A partire dal 1° ottobre 2014, il cosiddetto Decreto Renzi (D.L.  66/2014) ha introdotto importanti novità in merito alle modalità di presentazione e versamento dei modelli F24 che coinvolgeranno contribuenti, intermediari e soggetti convenzionati alla riscossione.

Ecco una sintesi delle principali novità:


  • le deleghe che, per effetto di compensazioni effettuate, risultano con un saldo finale di importo pari a zero possono essere presentate solo con i servizi telematici messi a disposizione dall’Agenzia delle Entrate (Fisconline o Entratel).

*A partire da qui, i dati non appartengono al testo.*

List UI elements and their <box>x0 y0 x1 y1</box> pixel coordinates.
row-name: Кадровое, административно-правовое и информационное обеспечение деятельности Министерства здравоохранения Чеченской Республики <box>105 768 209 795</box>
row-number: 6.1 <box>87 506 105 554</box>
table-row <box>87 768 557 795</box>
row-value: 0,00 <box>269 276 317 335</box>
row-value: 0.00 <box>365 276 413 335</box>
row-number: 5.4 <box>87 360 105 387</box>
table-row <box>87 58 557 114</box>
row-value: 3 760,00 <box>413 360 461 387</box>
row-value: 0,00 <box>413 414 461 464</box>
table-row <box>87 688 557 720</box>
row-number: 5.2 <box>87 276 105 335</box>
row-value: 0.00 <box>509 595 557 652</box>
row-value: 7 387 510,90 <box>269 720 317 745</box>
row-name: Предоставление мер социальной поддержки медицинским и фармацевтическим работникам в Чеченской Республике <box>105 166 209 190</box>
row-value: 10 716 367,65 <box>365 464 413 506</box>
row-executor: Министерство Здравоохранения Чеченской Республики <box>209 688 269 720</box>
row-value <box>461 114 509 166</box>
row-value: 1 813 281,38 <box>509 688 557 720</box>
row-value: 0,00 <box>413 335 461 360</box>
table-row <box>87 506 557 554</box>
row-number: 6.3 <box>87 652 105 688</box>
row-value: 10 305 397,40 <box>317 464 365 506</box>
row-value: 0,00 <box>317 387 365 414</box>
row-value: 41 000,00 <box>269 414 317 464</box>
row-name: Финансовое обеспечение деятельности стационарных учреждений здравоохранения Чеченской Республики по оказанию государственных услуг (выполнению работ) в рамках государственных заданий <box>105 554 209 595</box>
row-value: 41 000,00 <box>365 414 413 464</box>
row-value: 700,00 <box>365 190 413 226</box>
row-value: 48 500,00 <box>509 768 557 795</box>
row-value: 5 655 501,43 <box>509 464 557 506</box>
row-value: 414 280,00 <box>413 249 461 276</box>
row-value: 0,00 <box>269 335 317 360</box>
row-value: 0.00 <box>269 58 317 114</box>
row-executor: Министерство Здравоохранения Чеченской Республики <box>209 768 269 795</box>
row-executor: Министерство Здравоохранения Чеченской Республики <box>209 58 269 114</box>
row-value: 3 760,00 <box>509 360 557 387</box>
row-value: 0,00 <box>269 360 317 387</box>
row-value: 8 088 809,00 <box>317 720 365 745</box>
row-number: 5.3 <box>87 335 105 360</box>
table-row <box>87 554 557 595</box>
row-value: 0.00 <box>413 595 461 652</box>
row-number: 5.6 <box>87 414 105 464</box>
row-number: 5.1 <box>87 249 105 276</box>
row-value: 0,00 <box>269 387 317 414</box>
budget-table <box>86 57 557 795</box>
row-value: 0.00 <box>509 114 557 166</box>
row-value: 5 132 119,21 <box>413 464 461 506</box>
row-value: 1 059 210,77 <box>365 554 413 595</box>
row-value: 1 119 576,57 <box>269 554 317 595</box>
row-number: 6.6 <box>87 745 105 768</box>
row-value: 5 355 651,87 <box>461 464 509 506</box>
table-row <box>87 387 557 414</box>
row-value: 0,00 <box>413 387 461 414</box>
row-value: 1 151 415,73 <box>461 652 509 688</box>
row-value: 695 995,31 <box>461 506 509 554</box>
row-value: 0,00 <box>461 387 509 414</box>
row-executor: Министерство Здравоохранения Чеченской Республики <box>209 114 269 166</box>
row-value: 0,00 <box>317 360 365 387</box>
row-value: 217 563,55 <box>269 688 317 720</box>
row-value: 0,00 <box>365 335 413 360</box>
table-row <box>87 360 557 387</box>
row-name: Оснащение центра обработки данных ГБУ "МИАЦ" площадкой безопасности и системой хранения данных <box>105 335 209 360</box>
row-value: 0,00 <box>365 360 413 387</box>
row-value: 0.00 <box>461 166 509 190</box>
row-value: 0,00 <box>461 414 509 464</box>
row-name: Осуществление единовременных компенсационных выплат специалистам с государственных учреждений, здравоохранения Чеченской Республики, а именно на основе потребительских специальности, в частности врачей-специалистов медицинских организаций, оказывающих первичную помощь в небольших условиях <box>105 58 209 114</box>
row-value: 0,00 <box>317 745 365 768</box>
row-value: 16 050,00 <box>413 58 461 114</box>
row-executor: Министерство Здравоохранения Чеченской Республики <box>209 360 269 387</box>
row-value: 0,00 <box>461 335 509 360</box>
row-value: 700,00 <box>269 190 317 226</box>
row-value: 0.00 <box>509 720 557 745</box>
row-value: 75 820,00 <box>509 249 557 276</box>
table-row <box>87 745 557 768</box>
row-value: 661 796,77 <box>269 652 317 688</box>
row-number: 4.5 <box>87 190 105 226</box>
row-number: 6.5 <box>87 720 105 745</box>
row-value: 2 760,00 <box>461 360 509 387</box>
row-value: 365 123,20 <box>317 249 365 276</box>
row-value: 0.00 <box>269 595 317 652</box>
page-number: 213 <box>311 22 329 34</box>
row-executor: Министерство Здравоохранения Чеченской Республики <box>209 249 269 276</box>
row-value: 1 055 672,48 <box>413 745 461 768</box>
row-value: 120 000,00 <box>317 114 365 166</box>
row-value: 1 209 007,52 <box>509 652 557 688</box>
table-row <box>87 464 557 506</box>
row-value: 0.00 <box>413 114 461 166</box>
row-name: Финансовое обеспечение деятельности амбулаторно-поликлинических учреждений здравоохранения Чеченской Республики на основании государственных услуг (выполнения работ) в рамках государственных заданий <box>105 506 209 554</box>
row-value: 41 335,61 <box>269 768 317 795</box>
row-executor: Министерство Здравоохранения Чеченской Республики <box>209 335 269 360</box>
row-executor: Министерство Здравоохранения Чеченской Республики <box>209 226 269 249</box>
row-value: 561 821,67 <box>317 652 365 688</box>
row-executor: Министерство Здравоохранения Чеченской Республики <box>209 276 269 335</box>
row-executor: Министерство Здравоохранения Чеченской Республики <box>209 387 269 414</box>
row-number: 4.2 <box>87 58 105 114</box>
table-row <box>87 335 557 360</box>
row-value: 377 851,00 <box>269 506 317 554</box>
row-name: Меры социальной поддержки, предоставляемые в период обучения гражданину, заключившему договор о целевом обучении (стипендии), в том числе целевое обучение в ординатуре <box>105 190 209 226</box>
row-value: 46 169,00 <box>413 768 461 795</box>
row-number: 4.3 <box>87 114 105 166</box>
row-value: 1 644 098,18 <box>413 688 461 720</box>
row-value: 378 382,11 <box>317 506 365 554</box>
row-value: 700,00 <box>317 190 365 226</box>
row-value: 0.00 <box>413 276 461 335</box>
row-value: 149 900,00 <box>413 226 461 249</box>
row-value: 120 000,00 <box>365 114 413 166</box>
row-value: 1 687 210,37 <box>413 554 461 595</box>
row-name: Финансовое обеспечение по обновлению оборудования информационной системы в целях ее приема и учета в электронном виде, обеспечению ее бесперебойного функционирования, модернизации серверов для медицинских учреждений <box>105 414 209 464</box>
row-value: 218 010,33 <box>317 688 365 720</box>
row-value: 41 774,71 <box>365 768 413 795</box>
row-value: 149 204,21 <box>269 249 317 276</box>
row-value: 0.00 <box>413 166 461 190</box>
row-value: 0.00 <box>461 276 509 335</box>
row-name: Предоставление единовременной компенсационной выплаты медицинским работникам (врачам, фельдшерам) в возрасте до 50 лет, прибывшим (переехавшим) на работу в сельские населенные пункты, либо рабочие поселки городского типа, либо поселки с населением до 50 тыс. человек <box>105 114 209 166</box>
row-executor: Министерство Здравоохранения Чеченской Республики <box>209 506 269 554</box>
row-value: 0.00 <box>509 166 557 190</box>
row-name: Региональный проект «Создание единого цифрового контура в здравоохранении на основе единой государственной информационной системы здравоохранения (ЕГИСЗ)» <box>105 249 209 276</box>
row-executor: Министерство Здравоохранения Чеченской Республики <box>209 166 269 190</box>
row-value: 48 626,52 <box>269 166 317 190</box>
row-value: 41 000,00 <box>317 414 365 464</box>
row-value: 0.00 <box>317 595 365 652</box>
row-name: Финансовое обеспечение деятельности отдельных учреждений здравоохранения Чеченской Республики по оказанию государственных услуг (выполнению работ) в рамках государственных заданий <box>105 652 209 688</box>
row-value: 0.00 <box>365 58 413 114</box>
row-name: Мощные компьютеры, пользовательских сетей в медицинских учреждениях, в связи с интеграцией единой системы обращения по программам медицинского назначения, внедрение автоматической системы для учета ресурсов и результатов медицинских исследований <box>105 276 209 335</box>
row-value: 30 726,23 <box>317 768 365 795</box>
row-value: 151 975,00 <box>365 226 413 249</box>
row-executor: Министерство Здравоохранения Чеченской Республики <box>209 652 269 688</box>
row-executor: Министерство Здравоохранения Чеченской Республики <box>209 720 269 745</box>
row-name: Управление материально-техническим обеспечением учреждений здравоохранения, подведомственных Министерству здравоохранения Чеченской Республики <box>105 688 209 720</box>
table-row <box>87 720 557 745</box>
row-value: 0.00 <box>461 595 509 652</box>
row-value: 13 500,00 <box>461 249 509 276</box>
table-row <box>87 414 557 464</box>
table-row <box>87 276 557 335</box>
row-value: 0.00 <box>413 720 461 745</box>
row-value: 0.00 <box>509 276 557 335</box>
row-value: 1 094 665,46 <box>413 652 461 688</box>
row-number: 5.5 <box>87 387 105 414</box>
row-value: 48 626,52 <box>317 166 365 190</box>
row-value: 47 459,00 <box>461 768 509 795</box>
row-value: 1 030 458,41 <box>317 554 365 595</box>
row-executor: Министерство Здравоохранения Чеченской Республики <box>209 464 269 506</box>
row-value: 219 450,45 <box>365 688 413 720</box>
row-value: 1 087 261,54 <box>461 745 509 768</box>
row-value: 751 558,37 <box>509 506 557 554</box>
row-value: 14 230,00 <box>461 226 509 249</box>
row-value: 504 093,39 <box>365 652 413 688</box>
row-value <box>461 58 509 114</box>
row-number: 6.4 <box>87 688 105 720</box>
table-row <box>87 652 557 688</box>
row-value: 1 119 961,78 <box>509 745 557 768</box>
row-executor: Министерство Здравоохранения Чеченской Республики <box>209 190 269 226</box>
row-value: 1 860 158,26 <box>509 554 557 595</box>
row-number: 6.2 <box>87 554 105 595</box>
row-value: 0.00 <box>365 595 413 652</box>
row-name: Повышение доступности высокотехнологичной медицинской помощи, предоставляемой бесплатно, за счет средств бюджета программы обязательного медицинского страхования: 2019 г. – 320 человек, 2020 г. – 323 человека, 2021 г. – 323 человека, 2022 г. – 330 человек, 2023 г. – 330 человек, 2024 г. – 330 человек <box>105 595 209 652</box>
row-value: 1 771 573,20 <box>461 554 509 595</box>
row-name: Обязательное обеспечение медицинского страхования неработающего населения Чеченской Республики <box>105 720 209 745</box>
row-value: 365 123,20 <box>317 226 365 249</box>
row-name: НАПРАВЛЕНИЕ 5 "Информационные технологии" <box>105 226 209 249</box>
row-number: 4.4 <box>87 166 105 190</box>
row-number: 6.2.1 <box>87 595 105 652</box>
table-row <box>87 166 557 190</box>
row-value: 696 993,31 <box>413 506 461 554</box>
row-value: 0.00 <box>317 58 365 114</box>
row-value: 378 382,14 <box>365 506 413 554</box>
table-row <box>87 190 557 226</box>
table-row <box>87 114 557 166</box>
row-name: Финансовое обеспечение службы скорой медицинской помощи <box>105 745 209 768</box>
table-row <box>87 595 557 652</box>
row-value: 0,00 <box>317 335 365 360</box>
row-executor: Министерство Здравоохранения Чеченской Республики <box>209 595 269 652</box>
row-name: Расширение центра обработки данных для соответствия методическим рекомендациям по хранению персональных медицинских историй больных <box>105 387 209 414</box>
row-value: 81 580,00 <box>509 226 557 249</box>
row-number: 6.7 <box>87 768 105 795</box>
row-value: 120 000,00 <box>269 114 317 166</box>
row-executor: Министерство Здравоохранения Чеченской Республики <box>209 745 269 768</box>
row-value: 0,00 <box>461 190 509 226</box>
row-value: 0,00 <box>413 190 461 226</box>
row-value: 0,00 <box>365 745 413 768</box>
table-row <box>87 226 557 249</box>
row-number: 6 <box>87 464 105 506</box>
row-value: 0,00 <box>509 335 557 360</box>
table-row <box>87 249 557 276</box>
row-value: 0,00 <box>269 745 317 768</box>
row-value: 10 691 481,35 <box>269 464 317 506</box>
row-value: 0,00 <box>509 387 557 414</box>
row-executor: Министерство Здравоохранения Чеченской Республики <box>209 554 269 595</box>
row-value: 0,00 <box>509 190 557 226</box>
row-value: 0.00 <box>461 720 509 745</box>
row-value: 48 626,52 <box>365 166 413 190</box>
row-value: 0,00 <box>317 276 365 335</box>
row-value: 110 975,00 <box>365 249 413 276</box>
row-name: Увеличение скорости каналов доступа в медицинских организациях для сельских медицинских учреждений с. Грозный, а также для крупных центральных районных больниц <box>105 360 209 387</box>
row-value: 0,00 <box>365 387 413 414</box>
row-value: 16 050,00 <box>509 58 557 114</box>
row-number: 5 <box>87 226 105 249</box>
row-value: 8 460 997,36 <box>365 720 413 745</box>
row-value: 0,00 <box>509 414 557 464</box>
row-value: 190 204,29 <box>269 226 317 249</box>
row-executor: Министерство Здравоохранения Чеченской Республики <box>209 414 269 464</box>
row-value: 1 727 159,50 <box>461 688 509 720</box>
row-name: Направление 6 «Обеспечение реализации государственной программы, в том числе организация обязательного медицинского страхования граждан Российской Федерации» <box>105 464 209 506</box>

In questo caso la presentazione cartacea delle deleghe non è più ammessa;
  • le deleghe che, per effetto di compensazioni effettuate, risultano con un saldo finale di importo positivo possono essere presentate solo con i servizi telematici messi a disposizione dall’Agenzia delle Entrate (Fisconline o Entratel) e dagli intermediari della riscossione convenzionati con la stessa;
  • le deleghe il cui saldo finale a debito sia di importo superiore a 1.000 euro possono essere presentate solo con i servizi telematici messi a disposizione dall’Agenzia delle Entrate (Fisconline o Entratel) e dagli intermediari della riscossione convenzionati con la stessa;
  • le deleghe il cui saldo finale a debito sia di importo uguale o inferiore a 1.000 euro possono essere presentate anche in modalità cartacea, presso Banche/Poste. In questo caso rimane sempre valida la possibilità di presentarle anche mediante i servizi telematici messi a disposizione dall’Agenzia delle entrate (Fisconline o Entratel);
  • l’intermediario (Professionista, società di servizi, ecc.) che utilizza il servizio telematico messo a disposizione dall’Agenzia delle entrate (Entratel), può inviare la delega di versamento di un soggetto terzo mediante addebito su propri strumenti di pagamento, previo rilascio alla Banca di apposita autorizzazione, anche cumulativa, per poter operare in tal senso da parte dell’intestatario della delega. L’intestatario della delega, inoltre, rimane in ogni caso responsabile di ogni effetto.